Saturday, 18 October 2008


From Fazle Rashid
NEW YORK, October 17: Two of America's banking giants Citigroup and Merrill Lynch anounced multibillion dollar losses yesterday, signalling further trouble is in store for the fast deteriorating US economy. The combined profits earned by the banks in recent years have evaporated.
America's nine largest banks, since the beginning of the economic meltdown in mid-2007, have written down the value of their troubled assests running into $323 billion, the New York Times (NYT) reported today.
With recession looming large on the horizon, the pain is not likely to end anytime soon.
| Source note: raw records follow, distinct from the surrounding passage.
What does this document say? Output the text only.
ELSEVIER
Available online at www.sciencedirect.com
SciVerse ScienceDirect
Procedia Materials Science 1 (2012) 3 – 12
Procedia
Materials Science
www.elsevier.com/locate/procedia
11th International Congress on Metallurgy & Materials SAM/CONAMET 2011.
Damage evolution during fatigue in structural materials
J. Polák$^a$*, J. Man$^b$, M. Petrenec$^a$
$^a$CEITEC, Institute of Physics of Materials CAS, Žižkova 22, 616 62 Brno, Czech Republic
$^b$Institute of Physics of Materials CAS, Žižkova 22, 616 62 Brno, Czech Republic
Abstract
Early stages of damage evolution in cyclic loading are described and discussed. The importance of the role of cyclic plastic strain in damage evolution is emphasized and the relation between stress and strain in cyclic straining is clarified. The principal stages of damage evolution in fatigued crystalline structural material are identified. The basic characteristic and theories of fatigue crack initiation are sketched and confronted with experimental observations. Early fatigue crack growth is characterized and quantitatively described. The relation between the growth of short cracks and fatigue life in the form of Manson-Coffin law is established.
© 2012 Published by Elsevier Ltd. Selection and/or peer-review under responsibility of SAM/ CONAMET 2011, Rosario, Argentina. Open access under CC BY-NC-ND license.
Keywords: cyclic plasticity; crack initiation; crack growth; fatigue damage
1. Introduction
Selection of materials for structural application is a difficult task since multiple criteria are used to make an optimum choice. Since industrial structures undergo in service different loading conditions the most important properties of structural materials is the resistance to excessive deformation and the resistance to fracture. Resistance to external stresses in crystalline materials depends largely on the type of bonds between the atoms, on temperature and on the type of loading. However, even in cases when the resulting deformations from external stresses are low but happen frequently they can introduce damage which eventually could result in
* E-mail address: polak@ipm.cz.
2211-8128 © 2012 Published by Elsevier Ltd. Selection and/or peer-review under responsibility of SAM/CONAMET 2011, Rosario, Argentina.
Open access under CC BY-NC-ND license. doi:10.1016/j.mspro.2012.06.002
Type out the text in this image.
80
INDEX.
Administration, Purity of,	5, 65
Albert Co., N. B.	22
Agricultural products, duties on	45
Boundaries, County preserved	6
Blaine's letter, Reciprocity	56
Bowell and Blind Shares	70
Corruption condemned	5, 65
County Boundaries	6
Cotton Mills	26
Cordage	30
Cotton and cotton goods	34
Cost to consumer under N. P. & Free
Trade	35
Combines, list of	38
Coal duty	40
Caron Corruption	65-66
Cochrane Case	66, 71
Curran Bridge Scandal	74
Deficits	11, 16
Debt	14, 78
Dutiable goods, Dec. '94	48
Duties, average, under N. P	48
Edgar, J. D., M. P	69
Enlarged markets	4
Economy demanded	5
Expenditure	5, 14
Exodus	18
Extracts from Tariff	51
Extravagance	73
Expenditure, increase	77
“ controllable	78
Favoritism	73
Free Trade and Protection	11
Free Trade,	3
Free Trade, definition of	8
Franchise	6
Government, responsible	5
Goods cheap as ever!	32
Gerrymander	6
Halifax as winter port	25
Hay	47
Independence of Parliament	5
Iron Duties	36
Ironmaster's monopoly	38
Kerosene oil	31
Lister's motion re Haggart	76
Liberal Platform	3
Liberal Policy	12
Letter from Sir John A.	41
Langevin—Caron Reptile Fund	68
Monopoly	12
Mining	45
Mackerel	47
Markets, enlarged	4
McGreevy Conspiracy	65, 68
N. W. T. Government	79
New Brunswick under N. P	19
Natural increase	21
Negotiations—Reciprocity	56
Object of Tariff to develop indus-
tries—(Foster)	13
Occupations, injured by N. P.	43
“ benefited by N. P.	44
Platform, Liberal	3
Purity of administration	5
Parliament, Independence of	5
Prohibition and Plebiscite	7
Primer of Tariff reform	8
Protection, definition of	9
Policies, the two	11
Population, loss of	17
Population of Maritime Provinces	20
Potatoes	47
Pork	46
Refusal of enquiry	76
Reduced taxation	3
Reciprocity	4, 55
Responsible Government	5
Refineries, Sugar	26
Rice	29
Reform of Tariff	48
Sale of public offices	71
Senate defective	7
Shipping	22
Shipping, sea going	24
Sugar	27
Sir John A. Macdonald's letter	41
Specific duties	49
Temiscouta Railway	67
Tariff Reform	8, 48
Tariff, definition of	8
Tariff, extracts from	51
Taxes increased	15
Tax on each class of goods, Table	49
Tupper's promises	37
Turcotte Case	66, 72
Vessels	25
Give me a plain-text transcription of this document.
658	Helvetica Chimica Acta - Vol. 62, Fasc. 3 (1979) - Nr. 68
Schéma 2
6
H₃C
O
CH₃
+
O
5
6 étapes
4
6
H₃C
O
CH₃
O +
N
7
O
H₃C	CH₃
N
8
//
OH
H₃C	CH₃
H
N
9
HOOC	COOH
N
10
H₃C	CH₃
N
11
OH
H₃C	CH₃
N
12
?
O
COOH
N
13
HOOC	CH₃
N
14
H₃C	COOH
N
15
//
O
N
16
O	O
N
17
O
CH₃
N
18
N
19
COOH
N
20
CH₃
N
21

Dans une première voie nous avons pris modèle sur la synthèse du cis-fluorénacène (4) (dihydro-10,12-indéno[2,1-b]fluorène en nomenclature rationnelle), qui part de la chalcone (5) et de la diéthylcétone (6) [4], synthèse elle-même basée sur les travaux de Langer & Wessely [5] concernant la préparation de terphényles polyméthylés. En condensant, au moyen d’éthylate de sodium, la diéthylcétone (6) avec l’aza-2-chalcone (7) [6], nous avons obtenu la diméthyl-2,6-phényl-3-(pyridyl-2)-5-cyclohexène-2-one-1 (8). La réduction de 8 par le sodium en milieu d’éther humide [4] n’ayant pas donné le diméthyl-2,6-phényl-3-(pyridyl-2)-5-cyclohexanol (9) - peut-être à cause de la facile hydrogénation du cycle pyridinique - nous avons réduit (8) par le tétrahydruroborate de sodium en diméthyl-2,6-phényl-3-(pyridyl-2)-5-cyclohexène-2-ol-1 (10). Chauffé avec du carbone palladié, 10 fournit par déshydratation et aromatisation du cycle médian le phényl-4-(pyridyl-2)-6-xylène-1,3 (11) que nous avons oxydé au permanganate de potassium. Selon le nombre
There are large delinquents in auto, credit card and commercial real estates' loans. The trouble started with home mortgages. For every dollar the banks earned during the peak periods they have wiped out $1.06.
Government's recapitalisation notwithstanding, the banking sector would require an additional infusion of $275 billion to remain afloat.
The question now being asked is whether the banks will promptly deploy their new found capital to unlock the credit squeeze or they will hoard the money to protect themselves. The government bailout plan did not require the banks to specify how and when they will use the money. There is no statutory requirements. It will take weeks if not months for the government to prove that it will invest money wisely. Treasury officials say they have not made any decision on what criteria will be used to decide which banks are allowed into the programme.
America's nine largest banks -- Citigroup, Merrill Lynch,Bank of America,Morgan Stanley, JP Morgan Chase, Goldman Sachs, Wells Fargo, Washington Mutual and Wachovia together reaped a profit of $305 billion in -- their hay days from 2004 to mid-2007. The downhill slide began from July 2007 and the profits have been wiped out. Three of the nine banks -- Merrill Lynch, Washington Mutual and Wachovia -- are in the process of mergers with others in the group.
In Switzerland, the financial giant UBS will accept a government loan of $5.36 billion. The bank was strongly rebuked by the government for failing to maintain adequate risk control. Credit Suisse, the other banking powerhouse rebuffed an offer of direct government help and announced it would raise $8.75 billion of its own. It would take money from Qatar Investment Authority to shore up its capital base.
In the midst of growing trouble in the financial markets came the good news of a fall in the price of oil. The oil prices have tumbled about $40 a barrel in just three weeks. The price of oil was $145 a barrel in July. The oil cartel OPEC will sit in an amergency meeting next week to address the falling price of oil.
There is sharp differences among the members. Venezuela and Iran have made it clear that they would not allow the price to drop below $100 a barrel.
The International Monetary Fund (IMF) is on an emergency footing and will do everything in its power to support vulnerable emerging economies caught up in the global financial crisis, Fund chief said. The IMF is prepared to work with the Asian countries who are averse to IMF involvement to work out a plan to offset the damages inflicted by the meltdown.
'I like the words Bretton Woods 11,' the IMF chief said and added" "But we have to have something behind the words." Iceland, Ukraine and Hungary have sought emergency assistance from the IMF to stall their economis from collapsing.
The World Bank president, Robert Zoellick came up with the plan of Facebook of a global economic government, a fluid interconnected network of international institutions with a flexible steering group of lending countries. It was in response to European leaders like Gordon Browne, Sarkozy and Angela Merkel demanding a fundamental review of global economic government in the light of the credit crisis.
The problem with the World Bank and IMF is not just with the current architecture but that the world's lending countries have either ignored or misused the fund to further their own interests, the analysts charged.